Finishing touches being added to new golf course in Argentina


  • Nemu1

    The course at Pueblo Estancia La Paz is the first 18-holer Frankie Bunge has both designed and constructed

  • Nemu2

    The course plays through three distinct areas offering a variety of settings

  • Nemu2

    The course opened for play in November 2015

Sean Dudley
By Sean Dudley

The finishing touches are being added to a new golf course in Argentina.

The course at Pueblo Estancia La Paz lies close to the town Ascochinga in the province of Córdoba.

The course has been designed by Frankie Bunge, with construction beginning back in 2011 before opening for play in November 2015. However, work is now being done to improve the landscaping of the site’s transition areas and surrounds.

Having previously worked for Landscapes Unlimited and Weitz Golf, Bunge built courses for a number of high profile architects, including Tom Fazio, Bob Cupp and Jack Nicklaus, before establishing his own firm – Bunge Golf.

As well as designing the course at Pueblo Estancia La Paz, he was also responsible for overseeing the construction element of the project.

“I believe in strategic design, and with most holes I favoured strategic play in the design, but some are suited more for a heroic style of play,” Bunge said. “I also focus on environmental matters, and at Pueblo Estancia La Paz, we have reduced maintenance areas by adding waste-bunkers and native plantations.”

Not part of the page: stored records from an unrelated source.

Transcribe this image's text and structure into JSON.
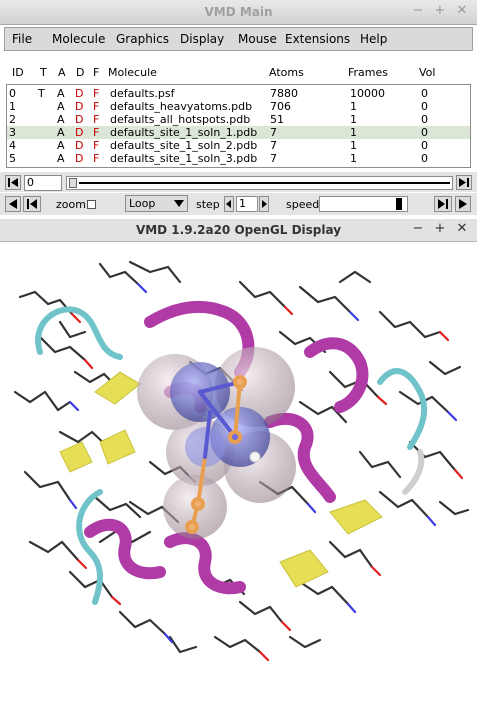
{
  "main_window": {
    "title": "VMD Main",
    "buttons": [
      "−",
      "+",
      "✕"
    ]
  },
  "menu": [
    "File",
    "Molecule",
    "Graphics",
    "Display",
    "Mouse",
    "Extensions",
    "Help"
  ],
  "columns": [
    "ID",
    "T",
    "A",
    "D",
    "F",
    "Molecule",
    "Atoms",
    "Frames",
    "Vol"
  ],
  "molecules": [
    {
      "id": "0",
      "t": "T",
      "a": "A",
      "d": "D",
      "f": "F",
      "name": "defaults.psf",
      "atoms": "7880",
      "frames": "10000",
      "vol": "0"
    },
    {
      "id": "1",
      "t": "",
      "a": "A",
      "d": "D",
      "f": "F",
      "name": "defaults_heavyatoms.pdb",
      "atoms": "706",
      "frames": "1",
      "vol": "0"
    },
    {
      "id": "2",
      "t": "",
      "a": "A",
      "d": "D",
      "f": "F",
      "name": "defaults_all_hotspots.pdb",
      "atoms": "51",
      "frames": "1",
      "vol": "0"
    },
    {
      "id": "3",
      "t": "",
      "a": "A",
      "d": "D",
      "f": "F",
      "name": "defaults_site_1_soln_1.pdb",
      "atoms": "7",
      "frames": "1",
      "vol": "0"
    },
    {
      "id": "4",
      "t": "",
      "a": "A",
      "d": "D",
      "f": "F",
      "name": "defaults_site_1_soln_2.pdb",
      "atoms": "7",
      "frames": "1",
      "vol": "0"
    },
    {
      "id": "5",
      "t": "",
      "a": "A",
      "d": "D",
      "f": "F",
      "name": "defaults_site_1_soln_3.pdb",
      "atoms": "7",
      "frames": "1",
      "vol": "0"
    }
  ],
  "selected_row": 3,
  "animation": {
    "frame_value": "0",
    "zoom_label": "zoom",
    "loop_mode": "Loop",
    "step_label": "step",
    "step_value": "1",
    "speed_label": "speed",
    "speed_fraction": 0.95
  },
  "gl_window": {
    "title": "VMD 1.9.2a20 OpenGL Display",
    "buttons": [
      "−",
      "+",
      "✕"
    ]
  },
  "colors": {
    "selected_row": "#dbe6d6",
    "helix": "#b03aa6",
    "sheet": "#e6df55",
    "coil": "#6fc3c9",
    "sphere": "#a99aa2"
  }
}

The course is comprised of three distinct areas, which Bunge explained gives different sections of the layout a different feel.

“Seven holes are inside a park built almost 200 years ago designed by Charles Thays – a very famous French landscape architect – and feature huge trees,” Bunge said. “Another seven holes lie in the native and untouched areas of the Sierras Cordobesas, which include small hills and rocky areas with native grass species. The other four holes were built close to the Ascochinga River and incorporate the cliffs, beaches and river banks of the site.”

Bunge explained that he also took an experimental approach to the course’s bunkering.

“We have some bunkers built with rivets, some built with sleepers from train railroads, some waste bunkers and some that look a lot like the ones that Tom Fazio remodeled in Augusta Natonal,” he said.

Bunge has recently been appointed to manage a new project at El Terrón Golf Club, near Villa Allende, Argentina, and will work alongside architect Tom Weiskopf on this work.